Beaumont, TX and Detroit, MI, were the locations of two “race riots” in a series of pogroms that swept the land from May 12 to August 29, 1943, at the height of U.S. involvement in WW II. Here’s a Langston Hughes poem from 1943. It’s a good example of Hughes’s ability to write to immediate social and political events. It holds special relevance for me because I grew up hearing about how my family had to directly respond to the “war at home” in my hometown of Beaumont.
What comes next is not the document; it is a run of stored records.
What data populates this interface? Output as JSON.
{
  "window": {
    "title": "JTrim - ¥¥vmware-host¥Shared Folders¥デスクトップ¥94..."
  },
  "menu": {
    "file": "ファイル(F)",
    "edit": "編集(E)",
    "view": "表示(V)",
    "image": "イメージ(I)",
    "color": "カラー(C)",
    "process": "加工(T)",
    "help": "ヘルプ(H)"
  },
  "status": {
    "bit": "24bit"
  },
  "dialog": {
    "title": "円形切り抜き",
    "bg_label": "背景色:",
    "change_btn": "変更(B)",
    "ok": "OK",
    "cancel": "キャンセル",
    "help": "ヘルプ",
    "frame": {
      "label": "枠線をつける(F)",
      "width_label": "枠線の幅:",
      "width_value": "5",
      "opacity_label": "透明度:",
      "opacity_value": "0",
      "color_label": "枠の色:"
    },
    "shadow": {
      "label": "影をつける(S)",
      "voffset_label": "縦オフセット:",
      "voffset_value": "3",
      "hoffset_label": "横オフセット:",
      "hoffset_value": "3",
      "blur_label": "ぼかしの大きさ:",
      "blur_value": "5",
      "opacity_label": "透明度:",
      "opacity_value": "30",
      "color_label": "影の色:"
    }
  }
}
Never forget John Johnson (black) and Ellis Brown (white) who died from attacks during the “night of terror.” Here’s the poem:
Beaumont to Detroit: 1943
Looky here, America
What you done done–
Let things drift
Until the riots come.
Now your policemen
Let your mobs run free
I reckon you don’t care
Nothing about me.
You tell me that hitler
Is a mighty bad man.
I guess he took lessons
from the ku klux klan.
You tell me mussolini’s
Got an evil heart.
Well, it mus-a been in Beaumont
That he had his start–
Cause everything that hitler
And mussolini do,
Negroes get the same
Treatment from you.
You jim crowed me
Before hitler rose to power–
And you’re STILL jim crowing me
Right now, this very hour.
Yet you say we’re fighting
For democracy.
Then why don’t democracy
Include me?
I ask you this question
Cause I want to know
How long I got to fight
BOTH HITLER–AND JIM CROW.
One might consider this poem alongside the Pisan Cantos, or the poems from Trilogy, or Moore’s “In Distrust of Merits,” How does it expand our idea of the range of poetic responses to WW II? Note Hughes’ novel orthographic interventions–Mussolini being uncapitalized, the lower-case “j” in Jim Crow as well as the “k” in ku klux klan. The African American English (e.g., “mus-a been”) in the poem is another area ripe for study.*
For further investigation
An indie film was made based on the 1943 events, The Example: Historical Fiction Film (2016).
About AAE, see Lisa J. Green’s book African American English: A Linguistic Introduction (2002).